The longevity genes produce proteins called sirtuins, which control a myriad of cell activities by removing acetyl molecules from proteins, activating or de-activating the proteins. Using this mechanism, sirtuins can act as master regulators of a cell's response to stress. When faced with DNA damage, inflammation or limited food supply, sirtuins coordinate a variety of hormonal networks, regulatory proteins and other genes, with a net effect of keeping cells alive and healthy.

However, sirtuins are not likely to extend lifespan indefinitely. Indeed, even in yeast and roundworms, sirtuin genes or calorie restriction can extend the life span at most 50 percent. In mice or rats, again calorie restriction can exert up to a 50 percent extension in life span. Given the likelihood that any sirtuin drug will not be perfect, Guarente envisions a modest effect on life span, but a major effect in health span (the period during which we are healthy and active). "I think of sirtuins as the key to approaching late-onset diseases in a systematic and global way," he says. "I don't think we will see a change in how long people live, but I think we'll see an improvement in how long people stay healthy."

Calorie connection

Guarente also solved a longstanding mystery by linking sirtuins to the effects of extreme calorie restriction on longevity. It has been known for decades that cutting normal calorie consumption by 30 to 40 percent can boost lifespan and improve overall health in animals such as worms and mice. Guarente showed that calorie restriction boosts levels of a co-enzyme called NAD, which in turn activates SIRT1.

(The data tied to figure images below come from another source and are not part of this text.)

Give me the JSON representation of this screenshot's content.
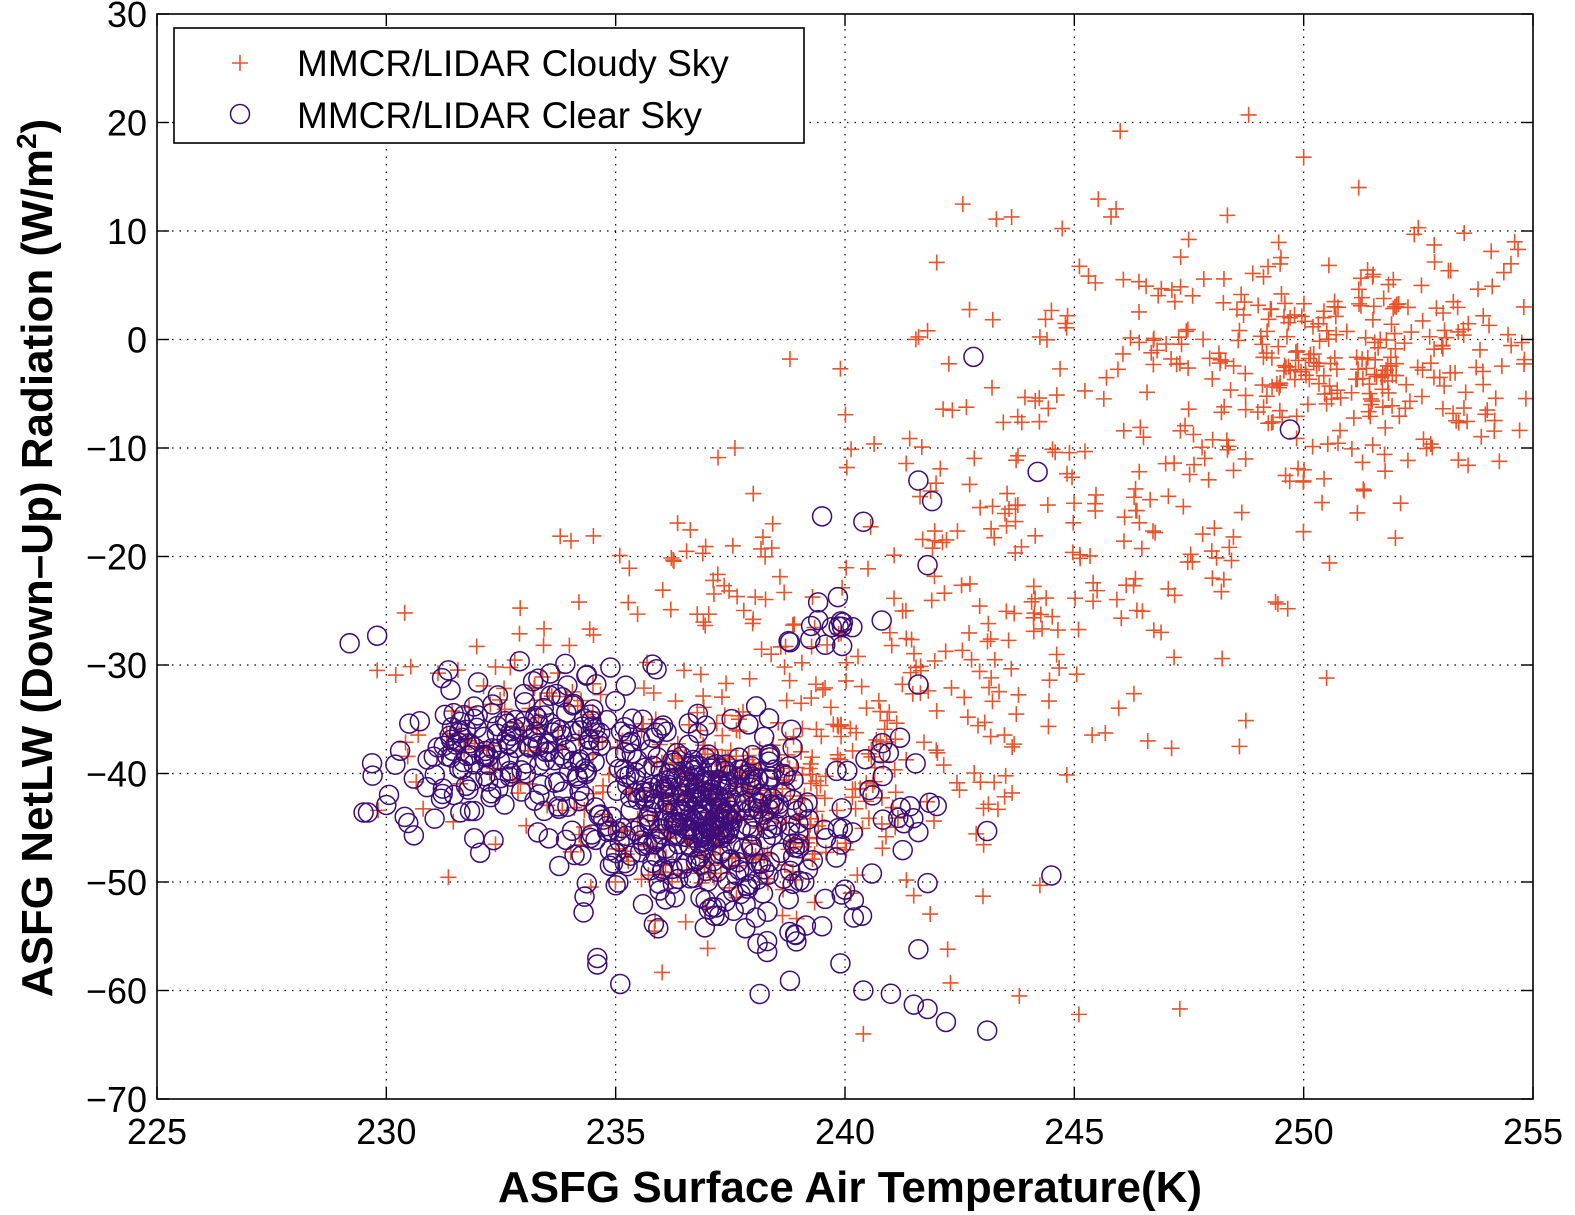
{
  "chart_data": {
    "type": "scatter",
    "xlabel": "ASFG Surface Air Temperature(K)",
    "ylabel_main": "ASFG NetLW (Down–Up) Radiation (W/m",
    "ylabel_sup": "2",
    "ylabel_end": ")",
    "xlim": [
      225,
      255
    ],
    "ylim": [
      -70,
      30
    ],
    "xticks": [
      225,
      230,
      235,
      240,
      245,
      250,
      255
    ],
    "yticks": [
      30,
      20,
      10,
      0,
      -10,
      -20,
      -30,
      -40,
      -50,
      -60,
      -70
    ],
    "xtick_labels": [
      "225",
      "230",
      "235",
      "240",
      "245",
      "250",
      "255"
    ],
    "ytick_labels": [
      "30",
      "20",
      "10",
      "0",
      "−10",
      "−20",
      "−30",
      "−40",
      "−50",
      "−60",
      "−70"
    ],
    "grid": true,
    "legend_position": "top-left",
    "series": [
      {
        "name": "MMCR/LIDAR Cloudy Sky",
        "marker": "plus",
        "color": "#e8532a",
        "clusters": [
          {
            "cx": 237.5,
            "cy": -43,
            "sx": 1.6,
            "sy": 5,
            "n": 260
          },
          {
            "cx": 233,
            "cy": -36,
            "sx": 1.6,
            "sy": 4,
            "n": 80
          },
          {
            "cx": 241,
            "cy": -38,
            "sx": 2.2,
            "sy": 8,
            "n": 120
          },
          {
            "cx": 243.5,
            "cy": -20,
            "sx": 2.2,
            "sy": 9,
            "n": 130
          },
          {
            "cx": 237.5,
            "cy": -25,
            "sx": 2.2,
            "sy": 6,
            "n": 60
          },
          {
            "cx": 247.5,
            "cy": -12,
            "sx": 2.0,
            "sy": 9,
            "n": 90
          },
          {
            "cx": 251,
            "cy": -2,
            "sx": 2.2,
            "sy": 5,
            "n": 280
          },
          {
            "cx": 246,
            "cy": 3,
            "sx": 2.0,
            "sy": 6,
            "n": 30
          }
        ],
        "points": [
          [
            229.8,
            -30.5
          ],
          [
            230.4,
            -25.2
          ],
          [
            246.0,
            19.2
          ],
          [
            248.8,
            20.7
          ],
          [
            250.0,
            16.8
          ],
          [
            243.3,
            11.1
          ],
          [
            245.8,
            11.3
          ],
          [
            251.2,
            14.0
          ],
          [
            252.5,
            10.3
          ],
          [
            242.0,
            7.1
          ],
          [
            253.5,
            9.8
          ],
          [
            254.6,
            9.0
          ],
          [
            237.6,
            -10.0
          ],
          [
            238.0,
            -14.2
          ],
          [
            234.2,
            -24.2
          ],
          [
            250.5,
            -31.2
          ],
          [
            248.6,
            -37.5
          ],
          [
            246.6,
            -37.0
          ],
          [
            243.8,
            -60.5
          ],
          [
            247.3,
            -61.7
          ],
          [
            240.4,
            -64.0
          ],
          [
            245.1,
            -62.2
          ],
          [
            242.3,
            -59.3
          ],
          [
            239.9,
            -2.7
          ],
          [
            238.8,
            -1.8
          ],
          [
            252.0,
            -18.3
          ],
          [
            251.3,
            -13.8
          ],
          [
            254.8,
            3.0
          ],
          [
            255.0,
            8.2
          ],
          [
            241.8,
            0.8
          ]
        ]
      },
      {
        "name": "MMCR/LIDAR Clear Sky",
        "marker": "circle",
        "color": "#3d0d78",
        "clusters": [
          {
            "cx": 237.2,
            "cy": -44,
            "sx": 1.0,
            "sy": 3.5,
            "n": 280
          },
          {
            "cx": 235.5,
            "cy": -42,
            "sx": 1.3,
            "sy": 4.5,
            "n": 130
          },
          {
            "cx": 231.8,
            "cy": -39,
            "sx": 0.9,
            "sy": 3,
            "n": 95
          },
          {
            "cx": 233.8,
            "cy": -36,
            "sx": 1.0,
            "sy": 3,
            "n": 70
          },
          {
            "cx": 239.6,
            "cy": -26,
            "sx": 0.25,
            "sy": 1.2,
            "n": 14
          },
          {
            "cx": 240.8,
            "cy": -42,
            "sx": 0.6,
            "sy": 3,
            "n": 22
          },
          {
            "cx": 238.6,
            "cy": -52,
            "sx": 0.9,
            "sy": 3.5,
            "n": 40
          }
        ],
        "points": [
          [
            229.2,
            -28.0
          ],
          [
            229.8,
            -27.3
          ],
          [
            242.8,
            -1.6
          ],
          [
            249.7,
            -8.3
          ],
          [
            244.2,
            -12.2
          ],
          [
            241.6,
            -13.0
          ],
          [
            241.9,
            -14.9
          ],
          [
            239.5,
            -16.3
          ],
          [
            240.4,
            -16.8
          ],
          [
            241.8,
            -20.8
          ],
          [
            241.6,
            -31.8
          ],
          [
            240.8,
            -25.9
          ],
          [
            238.8,
            -27.9
          ],
          [
            241.2,
            -36.7
          ],
          [
            244.5,
            -49.4
          ],
          [
            243.1,
            -45.3
          ],
          [
            243.1,
            -63.7
          ],
          [
            242.2,
            -62.9
          ],
          [
            241.8,
            -61.7
          ],
          [
            241.5,
            -61.3
          ],
          [
            241.0,
            -60.3
          ],
          [
            240.4,
            -60.0
          ],
          [
            239.9,
            -57.5
          ],
          [
            235.1,
            -59.4
          ],
          [
            234.6,
            -57.6
          ],
          [
            234.6,
            -57.0
          ],
          [
            238.8,
            -59.1
          ],
          [
            229.6,
            -43.6
          ],
          [
            229.7,
            -40.2
          ],
          [
            230.0,
            -42.9
          ],
          [
            230.4,
            -44.0
          ],
          [
            230.6,
            -45.7
          ],
          [
            230.3,
            -37.9
          ],
          [
            230.5,
            -35.4
          ],
          [
            231.4,
            -32.3
          ],
          [
            232.0,
            -31.6
          ],
          [
            233.2,
            -31.5
          ],
          [
            236.0,
            -45.6
          ],
          [
            234.3,
            -52.8
          ],
          [
            235.0,
            -50.3
          ],
          [
            241.8,
            -50.1
          ],
          [
            241.6,
            -56.2
          ],
          [
            242.0,
            -43.0
          ],
          [
            241.6,
            -45.4
          ],
          [
            240.0,
            -50.7
          ]
        ]
      }
    ]
  }
}
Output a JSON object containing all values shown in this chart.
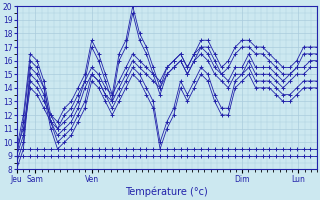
{
  "bg_color": "#cce8f0",
  "grid_color": "#aaccdd",
  "line_color": "#2222aa",
  "marker": "+",
  "xlabel": "Température (°c)",
  "ylim": [
    8,
    20
  ],
  "yticks": [
    8,
    9,
    10,
    11,
    12,
    13,
    14,
    15,
    16,
    17,
    18,
    19,
    20
  ],
  "xtick_positions": [
    0,
    12,
    48,
    144,
    180
  ],
  "xtick_labels": [
    "Jeu",
    "Sam",
    "Ven",
    "Dim",
    "Lun"
  ],
  "total_points": 45,
  "total_hours": 192,
  "series": [
    [
      9.5,
      12.0,
      16.5,
      16.0,
      14.5,
      12.0,
      11.0,
      11.5,
      12.0,
      13.0,
      14.5,
      15.5,
      15.0,
      14.0,
      13.5,
      16.5,
      17.5,
      20.0,
      18.0,
      17.0,
      15.5,
      14.0,
      15.5,
      16.0,
      16.5,
      15.5,
      16.5,
      17.5,
      17.5,
      16.5,
      15.5,
      16.0,
      17.0,
      17.5,
      17.5,
      17.0,
      17.0,
      16.5,
      16.0,
      15.5,
      15.5,
      16.0,
      17.0,
      17.0,
      17.0
    ],
    [
      9.0,
      11.5,
      16.0,
      15.5,
      14.0,
      11.5,
      10.5,
      11.0,
      11.5,
      12.5,
      14.0,
      15.0,
      14.5,
      13.5,
      13.0,
      16.0,
      17.0,
      19.5,
      17.5,
      16.5,
      15.0,
      13.5,
      15.0,
      15.5,
      16.0,
      15.0,
      16.0,
      17.0,
      17.0,
      16.0,
      15.0,
      15.5,
      16.5,
      17.0,
      17.0,
      16.5,
      16.5,
      16.0,
      15.5,
      15.0,
      15.0,
      15.5,
      16.5,
      16.5,
      16.5
    ],
    [
      9.5,
      11.0,
      14.5,
      14.0,
      13.0,
      12.0,
      11.5,
      12.5,
      13.0,
      14.0,
      15.0,
      17.5,
      16.5,
      15.0,
      13.5,
      14.5,
      15.5,
      16.5,
      16.0,
      15.5,
      15.0,
      14.5,
      15.5,
      16.0,
      16.5,
      15.5,
      16.5,
      17.0,
      16.5,
      15.5,
      15.0,
      14.5,
      15.5,
      15.5,
      16.5,
      15.5,
      15.5,
      15.5,
      15.0,
      14.5,
      15.0,
      15.5,
      15.5,
      16.0,
      16.0
    ],
    [
      9.0,
      10.5,
      14.0,
      13.5,
      12.5,
      11.5,
      11.0,
      12.0,
      12.5,
      13.5,
      14.5,
      17.0,
      16.0,
      14.5,
      13.0,
      14.0,
      15.0,
      16.0,
      15.5,
      15.0,
      14.5,
      14.0,
      15.0,
      15.5,
      16.0,
      15.0,
      16.0,
      16.5,
      16.0,
      15.0,
      14.5,
      14.0,
      15.0,
      15.0,
      16.0,
      15.0,
      15.0,
      15.0,
      14.5,
      14.0,
      14.5,
      15.0,
      15.0,
      15.5,
      15.5
    ],
    [
      8.5,
      10.0,
      15.5,
      15.0,
      14.0,
      11.5,
      10.0,
      10.5,
      11.0,
      12.0,
      13.0,
      15.0,
      14.5,
      13.5,
      12.5,
      13.5,
      14.5,
      15.5,
      15.0,
      14.0,
      13.0,
      10.0,
      11.5,
      12.5,
      14.5,
      13.5,
      14.5,
      15.5,
      15.0,
      13.5,
      12.5,
      12.5,
      14.5,
      15.0,
      15.5,
      14.5,
      14.5,
      14.5,
      14.0,
      13.5,
      13.5,
      14.0,
      14.5,
      14.5,
      14.5
    ],
    [
      8.0,
      9.5,
      15.0,
      14.5,
      13.5,
      11.0,
      9.5,
      10.0,
      10.5,
      11.5,
      12.5,
      14.5,
      14.0,
      13.0,
      12.0,
      13.0,
      14.0,
      15.0,
      14.5,
      13.5,
      12.5,
      9.5,
      11.0,
      12.0,
      14.0,
      13.0,
      14.0,
      15.0,
      14.5,
      13.0,
      12.0,
      12.0,
      14.0,
      14.5,
      15.0,
      14.0,
      14.0,
      14.0,
      13.5,
      13.0,
      13.0,
      13.5,
      14.0,
      14.0,
      14.0
    ],
    [
      9.5,
      9.5,
      9.5,
      9.5,
      9.5,
      9.5,
      9.5,
      9.5,
      9.5,
      9.5,
      9.5,
      9.5,
      9.5,
      9.5,
      9.5,
      9.5,
      9.5,
      9.5,
      9.5,
      9.5,
      9.5,
      9.5,
      9.5,
      9.5,
      9.5,
      9.5,
      9.5,
      9.5,
      9.5,
      9.5,
      9.5,
      9.5,
      9.5,
      9.5,
      9.5,
      9.5,
      9.5,
      9.5,
      9.5,
      9.5,
      9.5,
      9.5,
      9.5,
      9.5,
      9.5
    ],
    [
      9.0,
      9.0,
      9.0,
      9.0,
      9.0,
      9.0,
      9.0,
      9.0,
      9.0,
      9.0,
      9.0,
      9.0,
      9.0,
      9.0,
      9.0,
      9.0,
      9.0,
      9.0,
      9.0,
      9.0,
      9.0,
      9.0,
      9.0,
      9.0,
      9.0,
      9.0,
      9.0,
      9.0,
      9.0,
      9.0,
      9.0,
      9.0,
      9.0,
      9.0,
      9.0,
      9.0,
      9.0,
      9.0,
      9.0,
      9.0,
      9.0,
      9.0,
      9.0,
      9.0,
      9.0
    ]
  ]
}
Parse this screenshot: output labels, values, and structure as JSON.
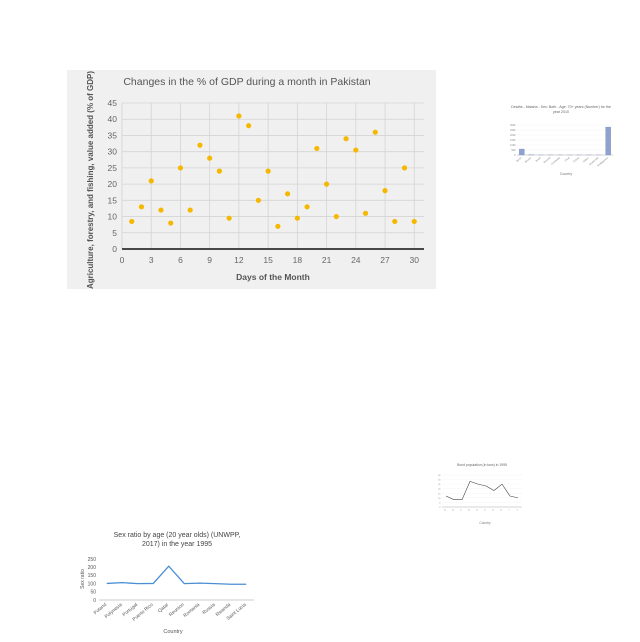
{
  "chart_data": [
    {
      "type": "scatter",
      "title": "Changes in the % of GDP during a month in Pakistan",
      "xlabel": "Days of the Month",
      "ylabel": "Agriculture, forestry, and fishing, value added (% of GDP)",
      "xlim": [
        0,
        31
      ],
      "ylim": [
        0,
        45
      ],
      "xticks": [
        0,
        3,
        6,
        9,
        12,
        15,
        18,
        21,
        24,
        27,
        30
      ],
      "yticks": [
        0,
        5,
        10,
        15,
        20,
        25,
        30,
        35,
        40,
        45
      ],
      "grid": true,
      "series": [
        {
          "color": "#f5b800",
          "x": [
            1,
            2,
            3,
            4,
            5,
            6,
            7,
            8,
            9,
            10,
            11,
            12,
            13,
            14,
            15,
            16,
            17,
            18,
            19,
            20,
            21,
            22,
            23,
            24,
            25,
            26,
            27,
            28,
            29,
            30
          ],
          "y": [
            8.5,
            13,
            21,
            12,
            8,
            25,
            12,
            32,
            28,
            24,
            9.5,
            41,
            38,
            15,
            24,
            7,
            17,
            9.5,
            13,
            31,
            20,
            10,
            34,
            30.5,
            11,
            36,
            18,
            8.5,
            25,
            8.5
          ]
        }
      ]
    },
    {
      "type": "bar",
      "title": "Deaths - Malaria - Sex: Both - Age: 70+ years (Number) for the year 2010",
      "xlabel": "Country",
      "ylabel": "",
      "ylim": [
        0,
        3000
      ],
      "yticks": [
        0,
        500,
        1000,
        1500,
        2000,
        2500,
        3000
      ],
      "categories": [
        "Benin",
        "Bhutan",
        "Brazil",
        "Burundi",
        "Cambodia",
        "Chad",
        "Eritrea",
        "Gabon",
        "Guatemala",
        "Madagascar"
      ],
      "values": [
        600,
        30,
        5,
        8,
        6,
        5,
        4,
        4,
        4,
        2800
      ],
      "color": "#8ea2cf"
    },
    {
      "type": "line",
      "title": "Bond population (in tons) in 1995",
      "xlabel": "Country",
      "ylabel": "",
      "categories": [
        "A",
        "B",
        "C",
        "D",
        "E",
        "F",
        "G",
        "H",
        "I",
        "J"
      ],
      "values": [
        12,
        8,
        8,
        28,
        25,
        23,
        18,
        25,
        12,
        10
      ],
      "ylim": [
        0,
        35
      ],
      "color": "#444444"
    },
    {
      "type": "line",
      "title": "Sex ratio by age (20 year olds) (UNWPP, 2017) in the year 1995",
      "xlabel": "Country",
      "ylabel": "Sex ratio",
      "ylim": [
        0,
        250
      ],
      "yticks": [
        0,
        50,
        100,
        150,
        200,
        250
      ],
      "grid": false,
      "categories": [
        "Poland",
        "Polynesia",
        "Portugal",
        "Puerto Rico",
        "Qatar",
        "Reunion",
        "Romania",
        "Russia",
        "Rwanda",
        "Saint Lucia"
      ],
      "values": [
        101,
        106,
        100,
        101,
        206,
        100,
        103,
        100,
        96,
        96
      ],
      "color": "#4a8fd4"
    }
  ]
}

Some biologists have questioned whether the benefits of caloric restriction seen in yeast, worms and mice apply to humans. If not, trying to reproduce those effects with drugs could prove futile. It's difficult to answer the question definitively, because studies in calorie restriction in primates take a very long time, and for humans, the diet is unpleasant and impossible for most people to sustain.

Though no long-term human studies have been done, a recent study in rhesus monkeys that spent 20 years on a calorie restricted diet showed that they were less likely to suffer diabetes, cancer and heart disease. However, average lifespan was extended only if the researchers excluded deaths they deemed unrelated to aging.
Guarente is quick to point out that drawback in the study, and says he doesn't believe the work offers significant support for the idea that calorie restriction can extend lifespan in primates. However, he is still hopeful that sirtuin-boosting drugs will help fight diseases of aging, mimicking some of the effects of calorie restriction without the negative side effects.

If the ongoing efforts to develop such drugs pan out, it's safe to say Guarente will have achieved the dramatic impact he set out to make back in the early 1990s when he started to study aging. "If these new drugs are safe and effective in humans, that will really bring us to another level in terms of treating potentially all of the major diseases of aging, like diabetes and Alzheimer's," he says.